26 fevereiro 2007

“(...) Parece que a espera faz o vazio em nós, que prepara a retomada do ser, que ajuda a compreender o destino; numa palavra, a espera fabrica localizações temporais para receber as recordações. Quando o acontecimento claramente esperado sobrevém - novo paradoxo-, ele nos aparece como uma clara novidade. Nada se passa como havia sido previsto; o acontecimento vem assim ao mesmo tempo satisfazer e frustrar nossa espera, justificar a continuidade da localização racional vazia e impor a descontinuidade das recordações empíricas. Todos os que sabem desfrutar de uma espera, mesmo ansiosa, reconhecerão com que arte ela urde o pitoresco, o poético, o dramático. Ela faz o imprevisto com o previsto. (...) A espera, ao escavar o tempo, torna o amor mais profundo. Ela coloca o amor mais constante na dialética dos instantes e dos intervalos. Dá a um amor fiel o charme da novidade. Então os acontecimentos ansiosamente esperados se fixam na memória; adquirem um sentido em nossa vida. As grandes recordações são assim o desfecho do drama de um dia, de uma hora.
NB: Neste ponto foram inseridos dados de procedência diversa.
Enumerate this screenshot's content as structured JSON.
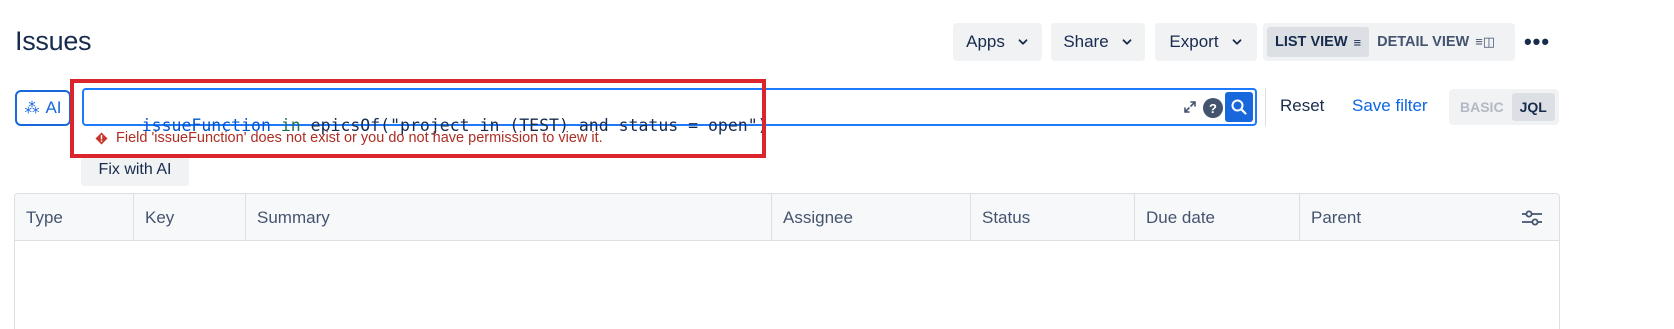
{
  "page": {
    "title": "Issues"
  },
  "toolbar": {
    "apps_label": "Apps",
    "share_label": "Share",
    "export_label": "Export",
    "list_view_label": "LIST VIEW",
    "list_view_icon": "≡",
    "detail_view_label": "DETAIL VIEW",
    "detail_view_icon": "≡◫",
    "more_label": "•••"
  },
  "search": {
    "ai_label": "AI",
    "ai_icon": "⁂",
    "jql_tokens": [
      {
        "text": "issueFunction",
        "kind": "field"
      },
      {
        "text": " ",
        "kind": "plain"
      },
      {
        "text": "in",
        "kind": "operator"
      },
      {
        "text": " epicsOf(\"project in (TEST) and status = open\")",
        "kind": "plain"
      }
    ],
    "help_label": "?",
    "reset_label": "Reset",
    "save_filter_label": "Save filter",
    "mode_basic": "BASIC",
    "mode_jql": "JQL",
    "active_mode": "JQL",
    "error_message": "Field 'issueFunction' does not exist or you do not have permission to view it.",
    "fix_with_ai_label": "Fix with AI"
  },
  "table": {
    "columns": [
      "Type",
      "Key",
      "Summary",
      "Assignee",
      "Status",
      "Due date",
      "Parent"
    ],
    "rows": []
  },
  "colors": {
    "accent": "#1868db",
    "error": "#ae2e24",
    "annotation_box": "#d9252b"
  }
}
São a recompensa de uma recusa prévia a viver outra coisa além do que aquilo que se deseja. É adiando as ações medíocres, obstinando-nos em prever o imprevisível, que nos preparamos para ser ricamente contraditados pela felicidade. Contradizendo-nos, o acontecimento se fixa em nosso ser. A assimilação dialética é a própria base da fixação de nossas recordações. Não há memória acidental sem um drama inicial, sem uma surpresa dos contrários”.

Gaston Bachelard, em “A dialética da duração”, pág. 49.

Um comentário:

Anônimo disse...

"São a recompensa de uma recusa prévia a viver outra coisa além do que aquilo q se deseja" essa é a melhor parte de tds... E nao é isso q eu fiz minha vida inteira?
Realmente, esse é daqueles textos q a gente gosta...
E, por isso, eu te digo: Chega de espera!! Ta na hora de, nos duas, nos jogarmos na vida!